When I started planning this year’s holiday, though, the Hermitage returned to my must-see list — and close to the top of my hiking goals list. So I arranged a three-night stop in Perth to allow me the time to explore some Perthshire walks I’d had to pass up before.
For my first full day in Perthshire, I hopped a bus to Birnam, deciding to stop off on the same side of the river this time. I wandered first along the River Tay (more about that in another post), then turned and headed cross country to Inver and on to the car park for the Hermitage off the A9. Just that distance alone was well over a mile, making me glad I only had my shoulder bag this time.
I followed the trail along the River Braan, enjoying the morning light playing on the water and the leaves. It led me back past enormously tall fir and larch trees (among others) until I found a bench at the river’s bend.
A little further down the path, I saw a high stone footbridge and heard a thundering waterfall behind it, so I wandered off the main path (but still over well-trod ground and rocks) for a view. The Black Linn Falls are impressive to see and hear, even when viewed from above.

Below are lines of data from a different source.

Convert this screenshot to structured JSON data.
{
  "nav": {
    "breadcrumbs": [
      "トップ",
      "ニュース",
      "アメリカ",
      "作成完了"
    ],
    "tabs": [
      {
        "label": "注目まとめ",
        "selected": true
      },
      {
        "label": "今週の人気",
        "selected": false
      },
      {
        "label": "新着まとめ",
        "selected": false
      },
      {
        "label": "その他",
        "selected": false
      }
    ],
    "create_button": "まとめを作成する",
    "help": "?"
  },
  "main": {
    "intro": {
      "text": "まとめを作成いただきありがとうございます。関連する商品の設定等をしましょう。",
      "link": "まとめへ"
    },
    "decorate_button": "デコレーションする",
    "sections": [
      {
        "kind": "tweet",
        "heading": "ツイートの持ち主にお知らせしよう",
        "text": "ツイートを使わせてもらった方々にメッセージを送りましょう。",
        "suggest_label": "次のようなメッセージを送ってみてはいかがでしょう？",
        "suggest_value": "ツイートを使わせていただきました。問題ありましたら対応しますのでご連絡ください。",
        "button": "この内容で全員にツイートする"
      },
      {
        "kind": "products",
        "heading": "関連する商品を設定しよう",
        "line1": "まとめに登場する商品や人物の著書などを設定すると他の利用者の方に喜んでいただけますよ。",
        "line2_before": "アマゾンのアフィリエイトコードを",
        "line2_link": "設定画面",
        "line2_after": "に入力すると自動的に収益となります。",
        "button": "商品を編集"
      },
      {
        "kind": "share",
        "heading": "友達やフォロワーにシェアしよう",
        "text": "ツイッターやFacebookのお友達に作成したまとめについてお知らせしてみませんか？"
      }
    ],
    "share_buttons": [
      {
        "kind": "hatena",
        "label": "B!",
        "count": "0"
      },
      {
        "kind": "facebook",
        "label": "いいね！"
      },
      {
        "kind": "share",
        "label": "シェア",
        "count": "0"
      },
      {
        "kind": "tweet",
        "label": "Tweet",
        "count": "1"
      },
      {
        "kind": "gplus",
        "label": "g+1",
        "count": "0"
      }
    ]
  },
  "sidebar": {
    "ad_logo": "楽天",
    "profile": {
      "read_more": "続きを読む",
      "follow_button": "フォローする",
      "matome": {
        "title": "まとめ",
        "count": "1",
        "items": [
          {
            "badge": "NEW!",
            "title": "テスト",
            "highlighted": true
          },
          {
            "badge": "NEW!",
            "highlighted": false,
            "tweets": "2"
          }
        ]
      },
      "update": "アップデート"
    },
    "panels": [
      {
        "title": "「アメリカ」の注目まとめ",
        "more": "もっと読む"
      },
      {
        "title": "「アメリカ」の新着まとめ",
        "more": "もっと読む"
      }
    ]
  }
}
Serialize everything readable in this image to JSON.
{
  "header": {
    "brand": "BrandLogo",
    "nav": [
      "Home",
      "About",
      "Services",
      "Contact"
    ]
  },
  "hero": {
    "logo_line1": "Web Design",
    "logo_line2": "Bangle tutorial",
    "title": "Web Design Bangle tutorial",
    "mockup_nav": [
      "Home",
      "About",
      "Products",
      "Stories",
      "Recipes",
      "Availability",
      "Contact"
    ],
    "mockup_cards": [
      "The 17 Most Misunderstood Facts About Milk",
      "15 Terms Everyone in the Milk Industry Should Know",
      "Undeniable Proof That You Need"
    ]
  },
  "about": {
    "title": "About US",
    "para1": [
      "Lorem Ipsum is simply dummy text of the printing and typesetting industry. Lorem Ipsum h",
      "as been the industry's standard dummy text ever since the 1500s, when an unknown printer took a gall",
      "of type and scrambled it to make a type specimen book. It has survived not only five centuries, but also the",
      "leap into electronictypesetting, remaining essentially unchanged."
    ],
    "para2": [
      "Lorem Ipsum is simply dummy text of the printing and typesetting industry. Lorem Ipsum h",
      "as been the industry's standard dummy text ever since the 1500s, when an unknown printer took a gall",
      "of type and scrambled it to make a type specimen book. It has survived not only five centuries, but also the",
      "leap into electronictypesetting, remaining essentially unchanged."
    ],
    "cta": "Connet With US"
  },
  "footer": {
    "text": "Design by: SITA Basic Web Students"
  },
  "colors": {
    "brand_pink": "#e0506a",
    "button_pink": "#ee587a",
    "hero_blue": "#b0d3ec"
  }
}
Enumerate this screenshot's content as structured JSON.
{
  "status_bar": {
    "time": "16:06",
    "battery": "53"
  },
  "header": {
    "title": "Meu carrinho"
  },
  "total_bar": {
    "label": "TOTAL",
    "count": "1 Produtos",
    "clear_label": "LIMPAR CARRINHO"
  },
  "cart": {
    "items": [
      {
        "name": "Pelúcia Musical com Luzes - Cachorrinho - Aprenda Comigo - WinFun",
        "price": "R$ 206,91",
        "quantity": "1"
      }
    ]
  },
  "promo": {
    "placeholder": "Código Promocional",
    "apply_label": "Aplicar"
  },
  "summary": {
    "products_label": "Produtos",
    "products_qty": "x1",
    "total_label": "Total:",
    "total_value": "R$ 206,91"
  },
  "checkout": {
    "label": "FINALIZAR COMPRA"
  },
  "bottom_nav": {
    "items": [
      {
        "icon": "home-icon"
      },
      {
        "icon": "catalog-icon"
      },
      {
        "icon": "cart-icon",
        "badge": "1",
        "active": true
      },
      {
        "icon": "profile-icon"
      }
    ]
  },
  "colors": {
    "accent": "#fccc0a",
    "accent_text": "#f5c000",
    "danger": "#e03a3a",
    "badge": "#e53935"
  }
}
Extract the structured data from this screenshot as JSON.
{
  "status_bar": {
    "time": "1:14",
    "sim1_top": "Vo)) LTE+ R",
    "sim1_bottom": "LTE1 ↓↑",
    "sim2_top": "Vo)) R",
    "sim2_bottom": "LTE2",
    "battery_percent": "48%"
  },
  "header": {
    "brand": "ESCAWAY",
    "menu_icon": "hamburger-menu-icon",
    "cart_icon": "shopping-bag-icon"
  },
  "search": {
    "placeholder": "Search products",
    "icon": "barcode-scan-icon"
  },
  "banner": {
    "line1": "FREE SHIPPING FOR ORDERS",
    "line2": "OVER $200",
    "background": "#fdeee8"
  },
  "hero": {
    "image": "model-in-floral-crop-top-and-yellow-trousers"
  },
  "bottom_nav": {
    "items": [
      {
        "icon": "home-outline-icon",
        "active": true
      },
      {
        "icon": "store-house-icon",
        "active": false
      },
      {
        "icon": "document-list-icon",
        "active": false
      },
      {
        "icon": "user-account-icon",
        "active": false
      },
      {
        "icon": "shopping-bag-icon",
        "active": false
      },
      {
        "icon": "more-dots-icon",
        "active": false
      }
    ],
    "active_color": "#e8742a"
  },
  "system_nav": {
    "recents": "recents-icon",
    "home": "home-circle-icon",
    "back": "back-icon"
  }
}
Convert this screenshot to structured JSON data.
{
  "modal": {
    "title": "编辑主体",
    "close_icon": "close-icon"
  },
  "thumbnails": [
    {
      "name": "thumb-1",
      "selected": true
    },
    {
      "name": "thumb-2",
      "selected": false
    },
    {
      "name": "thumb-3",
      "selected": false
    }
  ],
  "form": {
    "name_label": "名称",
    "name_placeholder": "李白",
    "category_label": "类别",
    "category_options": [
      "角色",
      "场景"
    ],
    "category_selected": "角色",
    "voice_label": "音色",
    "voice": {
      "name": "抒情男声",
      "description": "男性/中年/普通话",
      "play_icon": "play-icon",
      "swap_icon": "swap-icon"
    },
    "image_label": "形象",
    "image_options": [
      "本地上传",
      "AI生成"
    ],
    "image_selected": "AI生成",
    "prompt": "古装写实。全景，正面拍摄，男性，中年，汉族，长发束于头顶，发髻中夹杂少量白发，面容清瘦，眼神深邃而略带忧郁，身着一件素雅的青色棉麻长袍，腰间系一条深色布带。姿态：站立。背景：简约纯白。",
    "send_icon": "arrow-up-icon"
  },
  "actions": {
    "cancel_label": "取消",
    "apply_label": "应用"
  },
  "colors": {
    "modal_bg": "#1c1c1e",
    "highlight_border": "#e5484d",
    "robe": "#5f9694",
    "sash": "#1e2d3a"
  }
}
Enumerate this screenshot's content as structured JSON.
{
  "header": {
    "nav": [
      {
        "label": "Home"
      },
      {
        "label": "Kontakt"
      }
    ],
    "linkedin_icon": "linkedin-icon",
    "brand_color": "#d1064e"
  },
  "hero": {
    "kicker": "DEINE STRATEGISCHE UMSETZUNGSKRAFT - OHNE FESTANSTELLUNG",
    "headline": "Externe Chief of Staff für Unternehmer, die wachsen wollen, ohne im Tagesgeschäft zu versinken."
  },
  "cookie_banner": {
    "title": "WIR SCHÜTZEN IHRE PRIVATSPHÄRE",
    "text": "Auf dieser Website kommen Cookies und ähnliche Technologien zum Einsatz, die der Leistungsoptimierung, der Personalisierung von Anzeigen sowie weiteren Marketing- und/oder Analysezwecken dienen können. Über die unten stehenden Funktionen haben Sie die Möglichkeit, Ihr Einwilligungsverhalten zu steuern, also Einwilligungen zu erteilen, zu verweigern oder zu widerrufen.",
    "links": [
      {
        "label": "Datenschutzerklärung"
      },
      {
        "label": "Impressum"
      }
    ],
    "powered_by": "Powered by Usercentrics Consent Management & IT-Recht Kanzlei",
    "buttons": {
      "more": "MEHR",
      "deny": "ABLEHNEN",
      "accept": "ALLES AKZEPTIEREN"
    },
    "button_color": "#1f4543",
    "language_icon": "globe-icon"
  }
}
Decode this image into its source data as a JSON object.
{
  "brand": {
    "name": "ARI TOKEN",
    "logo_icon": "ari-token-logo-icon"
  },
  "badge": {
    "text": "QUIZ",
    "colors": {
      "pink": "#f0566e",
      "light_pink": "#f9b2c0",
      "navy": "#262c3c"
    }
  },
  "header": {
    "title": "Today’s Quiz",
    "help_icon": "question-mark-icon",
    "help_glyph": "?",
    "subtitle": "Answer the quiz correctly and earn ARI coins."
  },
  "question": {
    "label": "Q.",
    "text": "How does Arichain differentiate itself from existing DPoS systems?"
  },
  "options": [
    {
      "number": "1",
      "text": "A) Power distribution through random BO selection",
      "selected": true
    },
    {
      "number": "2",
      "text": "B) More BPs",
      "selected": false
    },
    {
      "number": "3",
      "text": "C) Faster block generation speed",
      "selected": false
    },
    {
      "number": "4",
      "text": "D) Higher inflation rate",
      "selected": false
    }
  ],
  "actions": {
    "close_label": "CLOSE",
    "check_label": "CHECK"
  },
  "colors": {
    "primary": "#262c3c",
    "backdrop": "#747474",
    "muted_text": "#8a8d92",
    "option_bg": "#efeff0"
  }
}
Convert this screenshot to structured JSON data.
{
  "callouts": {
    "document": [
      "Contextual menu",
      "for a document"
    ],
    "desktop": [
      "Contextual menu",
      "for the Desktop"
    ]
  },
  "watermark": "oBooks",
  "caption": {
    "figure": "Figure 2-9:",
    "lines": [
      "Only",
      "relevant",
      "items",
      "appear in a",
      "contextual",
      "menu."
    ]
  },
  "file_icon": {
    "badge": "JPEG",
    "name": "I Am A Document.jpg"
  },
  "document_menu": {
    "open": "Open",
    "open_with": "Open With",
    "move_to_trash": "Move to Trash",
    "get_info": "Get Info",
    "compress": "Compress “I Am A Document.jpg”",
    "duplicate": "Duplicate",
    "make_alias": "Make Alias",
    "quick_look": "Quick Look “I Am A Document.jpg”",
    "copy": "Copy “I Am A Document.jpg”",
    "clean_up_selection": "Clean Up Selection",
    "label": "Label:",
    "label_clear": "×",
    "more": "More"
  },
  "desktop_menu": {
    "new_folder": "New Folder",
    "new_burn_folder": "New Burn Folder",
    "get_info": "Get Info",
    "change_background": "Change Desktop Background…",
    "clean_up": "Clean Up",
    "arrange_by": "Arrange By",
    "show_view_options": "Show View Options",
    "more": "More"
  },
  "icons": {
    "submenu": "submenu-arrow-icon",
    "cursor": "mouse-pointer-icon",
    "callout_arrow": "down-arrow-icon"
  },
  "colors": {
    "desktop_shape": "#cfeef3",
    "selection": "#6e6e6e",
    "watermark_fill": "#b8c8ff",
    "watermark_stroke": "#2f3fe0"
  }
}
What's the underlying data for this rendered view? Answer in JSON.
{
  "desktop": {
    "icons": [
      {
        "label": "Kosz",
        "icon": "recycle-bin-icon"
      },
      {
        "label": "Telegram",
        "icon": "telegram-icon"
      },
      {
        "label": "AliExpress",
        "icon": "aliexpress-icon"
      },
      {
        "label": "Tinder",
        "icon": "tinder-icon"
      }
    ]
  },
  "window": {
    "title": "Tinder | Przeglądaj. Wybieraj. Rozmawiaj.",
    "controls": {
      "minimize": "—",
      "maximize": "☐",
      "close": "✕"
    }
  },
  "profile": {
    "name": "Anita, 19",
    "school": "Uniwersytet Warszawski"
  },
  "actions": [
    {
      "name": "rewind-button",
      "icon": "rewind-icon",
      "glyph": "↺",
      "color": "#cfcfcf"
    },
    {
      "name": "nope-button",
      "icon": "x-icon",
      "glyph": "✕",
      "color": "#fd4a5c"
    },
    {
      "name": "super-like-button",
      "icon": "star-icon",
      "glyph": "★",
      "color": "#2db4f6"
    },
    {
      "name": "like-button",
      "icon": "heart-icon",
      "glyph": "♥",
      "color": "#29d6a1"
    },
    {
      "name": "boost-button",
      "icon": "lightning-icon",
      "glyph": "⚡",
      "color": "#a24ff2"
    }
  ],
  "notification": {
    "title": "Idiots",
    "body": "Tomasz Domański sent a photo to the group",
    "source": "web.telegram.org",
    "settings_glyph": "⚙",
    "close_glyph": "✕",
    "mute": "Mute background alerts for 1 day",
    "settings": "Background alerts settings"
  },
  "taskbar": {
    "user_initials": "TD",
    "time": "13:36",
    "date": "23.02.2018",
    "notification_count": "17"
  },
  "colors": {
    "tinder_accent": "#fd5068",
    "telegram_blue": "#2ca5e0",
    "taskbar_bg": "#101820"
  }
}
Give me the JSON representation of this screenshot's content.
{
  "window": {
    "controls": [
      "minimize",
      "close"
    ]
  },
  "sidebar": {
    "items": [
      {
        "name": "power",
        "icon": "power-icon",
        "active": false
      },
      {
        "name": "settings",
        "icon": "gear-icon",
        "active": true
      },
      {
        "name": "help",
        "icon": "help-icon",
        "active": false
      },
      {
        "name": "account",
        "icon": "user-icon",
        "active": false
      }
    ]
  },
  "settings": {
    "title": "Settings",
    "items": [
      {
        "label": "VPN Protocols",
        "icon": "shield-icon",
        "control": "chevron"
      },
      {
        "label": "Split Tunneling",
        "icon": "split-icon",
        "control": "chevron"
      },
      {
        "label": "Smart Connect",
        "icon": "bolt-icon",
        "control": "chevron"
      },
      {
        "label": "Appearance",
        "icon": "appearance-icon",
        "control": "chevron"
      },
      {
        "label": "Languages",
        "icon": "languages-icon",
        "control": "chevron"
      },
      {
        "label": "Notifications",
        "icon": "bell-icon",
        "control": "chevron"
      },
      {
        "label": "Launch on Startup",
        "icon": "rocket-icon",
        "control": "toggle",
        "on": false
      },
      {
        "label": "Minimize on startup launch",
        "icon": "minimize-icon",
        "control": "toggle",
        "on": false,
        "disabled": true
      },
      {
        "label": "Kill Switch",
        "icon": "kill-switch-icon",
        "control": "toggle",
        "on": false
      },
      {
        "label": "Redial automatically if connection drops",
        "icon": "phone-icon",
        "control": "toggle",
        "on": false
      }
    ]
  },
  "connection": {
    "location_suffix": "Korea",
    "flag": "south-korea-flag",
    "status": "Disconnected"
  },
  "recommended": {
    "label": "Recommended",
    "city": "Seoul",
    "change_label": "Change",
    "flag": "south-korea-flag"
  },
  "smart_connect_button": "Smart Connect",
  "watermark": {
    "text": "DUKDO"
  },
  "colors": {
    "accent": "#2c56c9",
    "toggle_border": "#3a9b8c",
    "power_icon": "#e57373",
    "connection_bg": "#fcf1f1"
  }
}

But the most impressive view was yet to come…
I climbed back up to the trail and then a little more to the entrance of Ossian’s Hall (top photo). Built as a garden folly by the 3rd Duke of Atholl in the 1770s (and rebuilt in the 1950s after it was vandalized), the hall has two chambers: one sound-proofed, and one with glass doors that open to a balcony over the falls. Not only do you get a great view, you also get that impressive crashing impact, moving from silence to roar, that the Duke liked to spring on his guests. (Though how they failed to notice the waterfall while wandering outside, I have no idea.)
I continued upstream for other views of the falls and the river as well as for a glimpse of Ossian’s Cave, another folly (and one I failed to find). Other trails run through the area, and I would have loved to explore more, but at that point I could feel the ache and decided to head back to Birnam — and on to Dunkeld, across the river — before losing steam.
But that’s another one of my Scottish hiking goals — and a beautiful one at that! — checked off!